The fallout started after a disquieting article was published by Reuters last month.

Less than two months before the industry's annual RSA Conference, respected researchers and experts are canceling their appearances at the major event in light of allegations that the National Security Agency (NSA) arranged a shady deal between it and security firm RSA.   

The fallout started after a disquieting article was published by Reuters last month.

In the story, which sourced classified documents obtained by whistleblower Edward Snowden, the outlet detailed a $10 million contract which set an NSA-influenced formula as the default method for number generation in RSA's BSAFE software.

Robert Graham, CEO of Errata Security, posted a running list online this weekend of the speakers that have pulled out of the conference in San Francisco, which will take place Feb. 24 though 28.

Easily the largest gathering of security pros to gather annually in the U.S., the RSA Conference will now be absent several voices that planned to lead talks or speak in panels.

Among the confirmed cancellations, are F-Secure Chief Research Officer Mikko Hypponen, Taia Global CEO Jeffrey Carr, Atredis Partners “Breaker in Chief” Josh Thomas and well-known privacy buffs Chris Soghoian (with the American Civil Liberties Union) and Marcia Hofmann (a special counsel at the Electronic Frontier Foundation who recently started her own practice focusing on tech and privacy issues).

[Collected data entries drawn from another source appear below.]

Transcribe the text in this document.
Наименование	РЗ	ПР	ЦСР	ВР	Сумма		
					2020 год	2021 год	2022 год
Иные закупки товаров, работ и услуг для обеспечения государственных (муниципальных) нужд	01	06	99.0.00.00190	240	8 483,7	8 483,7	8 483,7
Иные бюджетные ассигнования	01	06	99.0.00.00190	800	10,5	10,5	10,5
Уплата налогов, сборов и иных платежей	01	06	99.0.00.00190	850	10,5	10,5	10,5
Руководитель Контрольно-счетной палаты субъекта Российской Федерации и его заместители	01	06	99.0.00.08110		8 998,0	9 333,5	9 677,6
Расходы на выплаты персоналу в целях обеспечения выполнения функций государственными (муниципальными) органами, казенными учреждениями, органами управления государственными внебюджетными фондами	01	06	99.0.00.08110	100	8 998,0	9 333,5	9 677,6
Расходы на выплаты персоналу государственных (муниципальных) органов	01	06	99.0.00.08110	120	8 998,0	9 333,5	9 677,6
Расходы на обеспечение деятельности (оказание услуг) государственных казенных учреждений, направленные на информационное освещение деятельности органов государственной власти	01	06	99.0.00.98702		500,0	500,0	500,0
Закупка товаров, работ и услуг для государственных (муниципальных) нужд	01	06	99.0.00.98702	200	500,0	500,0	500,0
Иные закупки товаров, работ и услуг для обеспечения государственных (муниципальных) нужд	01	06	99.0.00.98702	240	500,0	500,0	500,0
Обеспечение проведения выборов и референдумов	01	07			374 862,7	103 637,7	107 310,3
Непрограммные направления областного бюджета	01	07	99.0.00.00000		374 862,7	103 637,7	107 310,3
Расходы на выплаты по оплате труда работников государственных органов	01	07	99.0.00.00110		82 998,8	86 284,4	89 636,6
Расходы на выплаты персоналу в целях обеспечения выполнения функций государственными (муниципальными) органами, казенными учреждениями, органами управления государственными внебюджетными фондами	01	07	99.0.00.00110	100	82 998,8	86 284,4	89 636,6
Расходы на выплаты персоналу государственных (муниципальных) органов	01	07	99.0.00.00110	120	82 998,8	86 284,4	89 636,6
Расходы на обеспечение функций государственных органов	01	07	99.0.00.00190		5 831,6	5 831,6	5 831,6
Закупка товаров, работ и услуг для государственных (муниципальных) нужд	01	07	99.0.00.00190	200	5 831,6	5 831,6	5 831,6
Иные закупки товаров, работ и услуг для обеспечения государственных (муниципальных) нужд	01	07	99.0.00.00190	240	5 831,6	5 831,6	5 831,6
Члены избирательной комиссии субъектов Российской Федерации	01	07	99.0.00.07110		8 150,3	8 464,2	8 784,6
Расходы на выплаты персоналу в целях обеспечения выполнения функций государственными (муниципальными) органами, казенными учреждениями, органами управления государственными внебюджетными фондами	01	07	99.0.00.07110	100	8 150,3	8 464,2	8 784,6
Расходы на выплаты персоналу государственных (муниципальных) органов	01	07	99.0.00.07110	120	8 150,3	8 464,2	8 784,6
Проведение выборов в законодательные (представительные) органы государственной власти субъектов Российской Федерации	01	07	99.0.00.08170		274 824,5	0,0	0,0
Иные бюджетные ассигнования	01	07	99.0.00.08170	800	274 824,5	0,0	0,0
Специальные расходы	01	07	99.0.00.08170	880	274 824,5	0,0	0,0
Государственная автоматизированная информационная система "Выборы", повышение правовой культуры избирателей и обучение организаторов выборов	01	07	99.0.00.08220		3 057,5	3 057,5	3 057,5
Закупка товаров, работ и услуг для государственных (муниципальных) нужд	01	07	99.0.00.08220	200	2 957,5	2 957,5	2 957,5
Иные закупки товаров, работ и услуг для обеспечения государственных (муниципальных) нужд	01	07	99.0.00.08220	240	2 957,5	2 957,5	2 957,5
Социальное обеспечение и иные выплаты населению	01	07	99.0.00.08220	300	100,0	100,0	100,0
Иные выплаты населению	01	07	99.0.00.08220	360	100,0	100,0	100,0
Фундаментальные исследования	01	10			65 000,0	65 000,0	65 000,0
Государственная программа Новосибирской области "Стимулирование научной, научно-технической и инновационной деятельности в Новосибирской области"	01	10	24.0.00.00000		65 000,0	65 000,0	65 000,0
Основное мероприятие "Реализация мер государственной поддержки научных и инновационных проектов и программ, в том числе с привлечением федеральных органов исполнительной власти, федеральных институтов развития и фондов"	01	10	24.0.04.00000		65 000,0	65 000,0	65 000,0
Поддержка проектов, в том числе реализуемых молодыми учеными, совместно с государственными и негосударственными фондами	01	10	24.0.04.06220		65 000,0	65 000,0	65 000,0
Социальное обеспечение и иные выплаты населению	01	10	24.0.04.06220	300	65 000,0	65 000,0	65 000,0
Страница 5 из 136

In addition, Google software engineers Adam Langley and Chris Palmer, along with Alex Fowler, Mozilla's global privacy and public policy leader, have decided not to speak next month.

Josh Thomas, a partner at security firm Atredis, told SCMagazine.com on Wednesday that, despite the fact that RSA, the company, and RSA, the conference, “are two different entities” – that they still “share the same name,” and he didn't want to lend his name or credibility to the event.

“If I speak at the conference, I feel that I lend my name to their credibility and actions as a company,” Thomas said. “I had no interest in press [in canceling]. I just did not want to lend my name to something I do not believe in. “

He continued, saying that he doesn't believe that the group of cancellations will have a “big impact at the end of the day” on the company, “but on my principled stance, I just don't want to be a part of it.”

On Tuesday, a number of speakers, including Fowler, Soghoian and Hofmann, sounded off on Twitter about backing out of their RSA Conference engagements.

Soghoian specifically referenced RSA's quick (and meticulously worded) denial of the NSA allegations.

On Wednesday, Hyponnen took to F-Secure's website to confirm that, in addition to him canceling his appearance in an FTC panel at the event, that the company would not be “speaking, sponsoring or exhibiting at RSA Conference USA 2014.”

“While I am glad to see that many other speakers have decided to cancel their appearances at RSA 2014 in protest, I don't want to portray myself as a leader of a boycott,” Hyponnen wrote. “I did what I felt I had to do. Others are making their own decisions.”

The board for the Open Web Application Security Project (OWASP), a nonprofit group aimed at improving software security, is currently deciding whether the group should move forward with plans to train developers at the conference. OWASP has asked members to weigh in via a poll.